ALTERNATİFSİZ YOL: “KONUŞMAK”

Etkinlikte konuşan Ardıç Dayanışma Derneği Yönetim Kurulu Başkanı Soner Çalış, “Kadıköy Birlikte Yaşam Festivali özü itibariyle Türkiyelilerin, farklı mülteci/göçmen topluluklarla dayanışma örnekleriyle; daha da önemlisi birlikte yaşamın mümkünlüğüyle karşılaşmasının bir zemini olarak görülmüştür Ardıç Dayanışma Derneği tarafından.  Öte yandan bu toprakların kadim haklarının her daim heybesinde taşıdığı ve dost halklarla bir an bile tereddüt etmeden, büyük bir içtenlikle paylaştığı muazzam bir kültürel mirası var. Bu birikimi içtenlikle kucaklamayı, dostluğun ve birlikte yaşamın zorunluluğu olarak görüyor; toplumların birbiriyle konuşmasının her zaman anlaşmaya, bu şekilde de birarada yaşabilmeye giden en doğru ve alternatifsiz yol olduğunu düşünüyoruz.  Kaldı ki; göçmenlere karşı ayrımcılık, mesafe koyma, iletişimden kaçma ve hoşgörü kılığında kayıtsız kalma politikaları bu zamana kadar bizleri güvensizlik ve şiddetin her biçimini yeniden üretmekten başka bir işe yaramadı. Özellikle Suriyeli mülteciler üzerinde cisimleşmiş rahatsızlıklar ve gelecekteki sıkıntılardan çıkışın tek yolu ayrışma eğilimlerini reddetmekten geçiyor. Kadıköy Birlikte Yaşam Festivali, İstanbul’da yaşayan eski ve yeni göçmenlerin öteki olarak yeni ötekilere yaklaşma alanı; göçmenlik deneyimlerinin ve göç belleğinin ortaya çıktığı daha da güzeli birlikte yaşam müzakeresinin yapılabildiği bir mekân olarak düşünülmüştür.” dedi.

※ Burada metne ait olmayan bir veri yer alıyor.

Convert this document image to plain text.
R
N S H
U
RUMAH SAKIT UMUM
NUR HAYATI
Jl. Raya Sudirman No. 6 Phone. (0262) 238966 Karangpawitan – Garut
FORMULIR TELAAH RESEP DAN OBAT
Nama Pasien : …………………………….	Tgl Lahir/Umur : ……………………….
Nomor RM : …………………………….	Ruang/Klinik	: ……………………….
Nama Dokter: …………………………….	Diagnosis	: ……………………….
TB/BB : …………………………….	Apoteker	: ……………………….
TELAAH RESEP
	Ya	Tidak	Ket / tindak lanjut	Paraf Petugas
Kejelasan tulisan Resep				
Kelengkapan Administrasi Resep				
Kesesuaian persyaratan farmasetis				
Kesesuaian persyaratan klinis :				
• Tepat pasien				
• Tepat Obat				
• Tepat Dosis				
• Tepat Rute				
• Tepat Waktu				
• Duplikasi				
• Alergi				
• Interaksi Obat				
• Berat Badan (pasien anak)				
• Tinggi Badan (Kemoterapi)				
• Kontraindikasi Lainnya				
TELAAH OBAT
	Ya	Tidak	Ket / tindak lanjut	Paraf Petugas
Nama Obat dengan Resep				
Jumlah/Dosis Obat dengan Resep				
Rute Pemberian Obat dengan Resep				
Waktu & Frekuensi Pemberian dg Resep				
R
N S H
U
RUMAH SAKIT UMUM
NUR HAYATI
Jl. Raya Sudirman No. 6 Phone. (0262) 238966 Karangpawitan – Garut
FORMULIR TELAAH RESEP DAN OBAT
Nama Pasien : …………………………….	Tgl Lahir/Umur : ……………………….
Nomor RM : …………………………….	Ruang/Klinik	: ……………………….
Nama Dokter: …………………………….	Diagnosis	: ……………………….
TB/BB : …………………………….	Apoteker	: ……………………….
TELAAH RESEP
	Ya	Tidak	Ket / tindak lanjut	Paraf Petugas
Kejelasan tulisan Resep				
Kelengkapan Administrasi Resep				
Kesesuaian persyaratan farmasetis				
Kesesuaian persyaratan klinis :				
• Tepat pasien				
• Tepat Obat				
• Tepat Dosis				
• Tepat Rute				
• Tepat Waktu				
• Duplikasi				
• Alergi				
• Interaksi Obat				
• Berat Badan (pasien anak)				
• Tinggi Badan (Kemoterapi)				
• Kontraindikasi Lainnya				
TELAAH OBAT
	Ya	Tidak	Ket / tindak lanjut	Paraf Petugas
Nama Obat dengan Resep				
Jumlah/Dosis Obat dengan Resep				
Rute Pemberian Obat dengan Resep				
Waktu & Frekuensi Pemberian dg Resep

DOĞRU BİLDİĞİMİZ YANLIŞLAR

Etkinlikte “Göçmenlik ve Doğru Bilinen Yanlışlar” adlı forumda, bazı haber portallarında ve özellikle sosyal medyadan dolaşıma sokulan Türkiye vatandaşlarına tanınmayan bazı ayrıcalıkların mültecilere tanındığıyla ilgili yanlış haberler konuşuldu. Forumun moderatörü Hakan Alp doğru bilinen yanlışları şöyle sıraladı: “Türkiye’de nefret söylemiyle ilgili yapılan bir araştırmaya göre söylemin yöneltildiği kişilerin yüzde 24’ü farklı etnik kimliğe sahip, yüzde 19’u farklı siyasal kimliklere yönelik insanlara, yüzde 16’sı cinsel yönelime yönelik, yüzde 16’sı ise dini inançlara yönelik. Bu nefret söylemi medya aracılığıyla da pompalanıyor. Medyada sürekli dile getirilen artık doğru bilinen yanlışlar var. İlki ve en yaygını ‘Suriyeliler devletten maaş alıyor’... Suriyelilere verilen Kızılay kartlarının üzerinde Avrupa Birliği logosu bulunuyor. Logonun bulunduğu kartların finansmanı Avrupa Birliği’nden. Yani Suriyeliler hazineden yardım almıyor. Bir diğeri ‘Suriyeliler istediği üniversiteye sınavsız giriyor’. Üniversiteler konusunda Suriyelilere özel bir düzenleme yok. Dünyanın her yerinden Türkiye’ye gelen öğrenciler, yabancı öğrencilerin girdiği bir sınava dâhil edilerek üniversiteye alınıyor. Son zamanlarda ‘Suriyeliler arabalarına vergi ödemiyor’ da deniliyor. Vergiden muaf olan araçlar MTV kanununda belirlenmiştir. Sigorta yapmaması durumunda zaten trafiğe çıkamıyor araçlar. Bir de ‘TOKİ evleri Suriyelilere bedavaya verilecek’ meselesi var. Bu da başka bir yalan. TOKİ’ye başvurmanın zaten ilk şartı TC vatandaşı olmak... Vatandaşlığa geçirilenlerin sayısı ise oldukça az.”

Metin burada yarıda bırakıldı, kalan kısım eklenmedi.